L'esistenza del 14enne algerino, come la vita dell’uomo, ha ricordato l'imam Luan Ahmeti, è corta come una chiamata – quella che si fa in moschea alla nascita – e una preghiera, che si recita davanti alla sua morte. «Qui – ha annotato – parliamo nel nome dell'umanità e non della religione. La nostra presenza non dimostra solo solidarietà ma il fatto che ci sentiamo un po' colpevoli. Perché non siamo riusciti a salvarlo? Era il suo destino e siamo sicuri sia ripartito per la vita eterna». L'amarezza, però, resta. E la morte di Aziz, ha fatto presente Mauro Stanga di Mendrisiotto Regione Aperta, «non deve passare inosservata».
E la vicenda di Aziz, ha confermato don Gian Pietro Ministrini, arciprete di Balerna, «ci ha toccati tutti, oserei dire scioccati. Ci sentiamo, è vero, un po’ tutti colpevoli per quel che è successo. Quando si passa attraverso quelle esperienze in quella giovane età si resta segnati, magari facendo scelte che noi, in teoria, non condividiamo, ma che sono il frutto della disperazione o della fatica attraverso la quale si è passati.

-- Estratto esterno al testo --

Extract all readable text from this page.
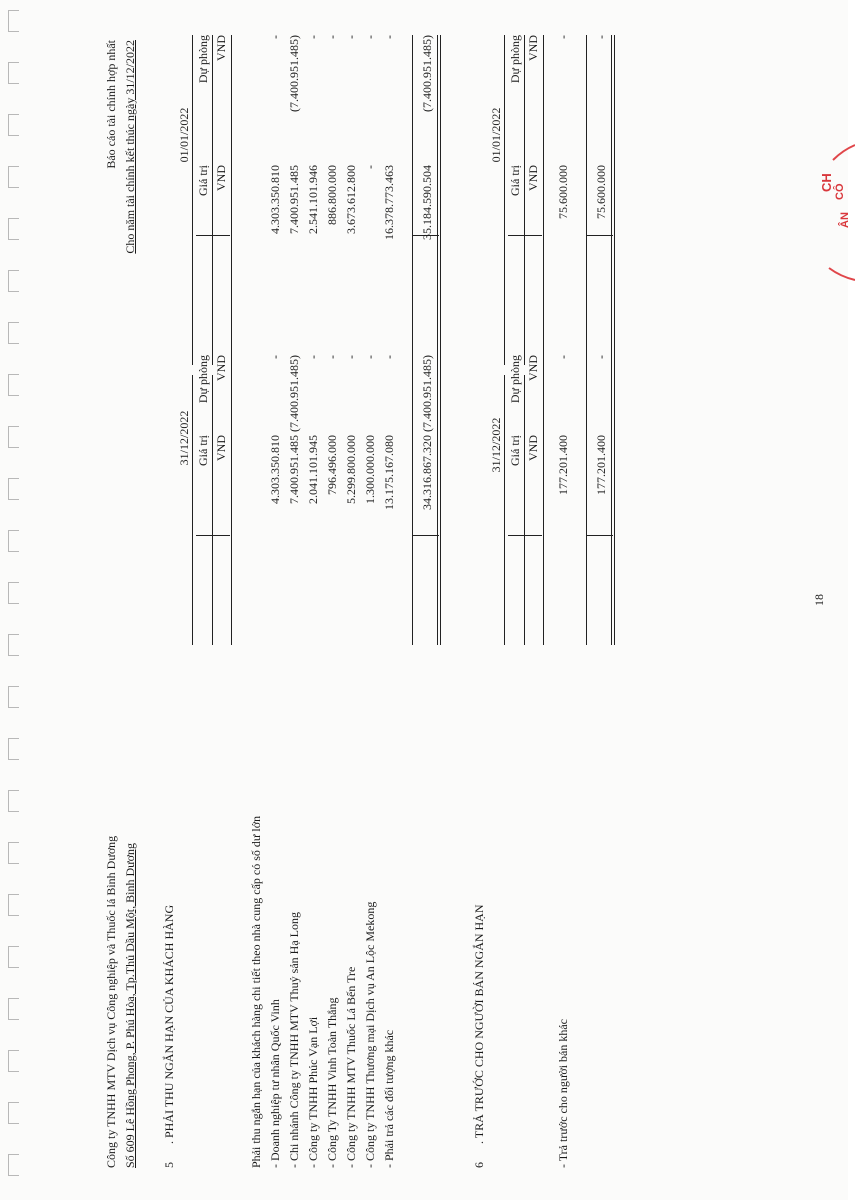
CH CÔ
ÂN
Công ty TNHH MTV Dịch vụ Công nghiệp và Thuốc lá Bình Dương Số 609 Lê Hồng Phong, P. Phú Hòa, Tp.Thủ Dầu Một, Bình Dương
Báo cáo tài chính hợp nhất Cho năm tài chính kết thúc ngày 31/12/2022
5
. PHẢI THU NGẮN HẠN CỦA KHÁCH HÀNG
31/12/2022
01/01/2022
Giá trị
Dự phòng
Giá trị
Dự phòng
VND
VND
VND
VND
Phải thu ngắn hạn của khách hàng chi tiết theo nhà cung cấp có số dư lớn - Doanh nghiệp tư nhân Quốc Vinh
4.303.350.810
-
4.303.350.810
-
- Chi nhánh Công ty TNHH MTV Thuỷ sản Hạ Long
7.400.951.485
(7.400.951.485)
7.400.951.485
(7.400.951.485)
- Công ty TNHH Phúc Vạn Lợi
2.041.101.945
-
2.541.101.946
-
- Công Ty TNHH Vinh Toàn Thắng
796.496.000
-
886.800.000
-
- Công ty TNHH MTV Thuốc Lá Bến Tre
5.299.800.000
-
3.673.612.800
-
- Công ty TNHH Thương mại Dịch vụ An Lộc Mekong
1.300.000.000
-
-
-
- Phải trả các đối tượng khác
13.175.167.080
-
16.378.773.463
-
34.316.867.320
(7.400.951.485)
35.184.590.504
(7.400.951.485)
6
. TRẢ TRƯỚC CHO NGƯỜI BÁN NGẮN HẠN
31/12/2022
01/01/2022
Giá trị
Dự phòng
Giá trị
Dự phòng
VND
VND
VND
VND
- Trả trước cho người bán khác
177.201.400
-
75.600.000
-
177.201.400
-
75.600.000
-
18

Tutto ciò deve quindi insegnarci a migliorare, a trovare soluzioni diverse, e per quanto è possibile a condividere e ad amare concretamente, ciascuno nel suo piccolo, queste persone che cercano solo una vita migliore».
«Una delle chiavi di lettura di ciò che è successo – ha rimarcato don Giusto della Valle, parroco di Rebbio, sabato a Balerna per portare la sua esperienza di accoglienza –, è il diritto di ogni uomo di poter migrare, e andare dove vuole per cercare un futuro e lì costruire un mondo nuovo, che è dato dall'incontro di popoli, religioni e culture. A Rebbio – ha spiegato – abbiamo ospitato tanti minori in questi anni, spesso scaricati a noi. E noi li abbiamo accolti volentieri: è un discorso di umanità. Ragazzi provenienti da Egitto, Marocco, Tunisia, raramente dall'Afghanistan. E che sembrano forti, perché passati alcuni traverso il carcere libico, altri altre vicissitudini, ma con una fragilità interiore dovuta al distacco dai genitori. Giovani a cui voler bene: l'approccio giusto, infatti, è quello educativo e non assistenziale. Hanno bisogno di papà e mamme che sostituiscano i genitori. Così da aiutare ciascuno a sviluppare un progetto educativo, un pensiero per il proprio futuro. Se la società non lo fa, non vuole farlo o non è in grado, è un errore grave di cui si pagheranno le conseguenze, perché riguarda tutti noi».
Per un momento Aziz torna a vivere nelle parole che il poeta Alberto Nessi ha pubblicato su laRegione e una signora legge ai presenti. La sua memoria, però, resterà per sempre nell'albero che Mendrisiotto Regione Aperta intende mettere a dimora in quella che sperava fosse la sua terra promessa.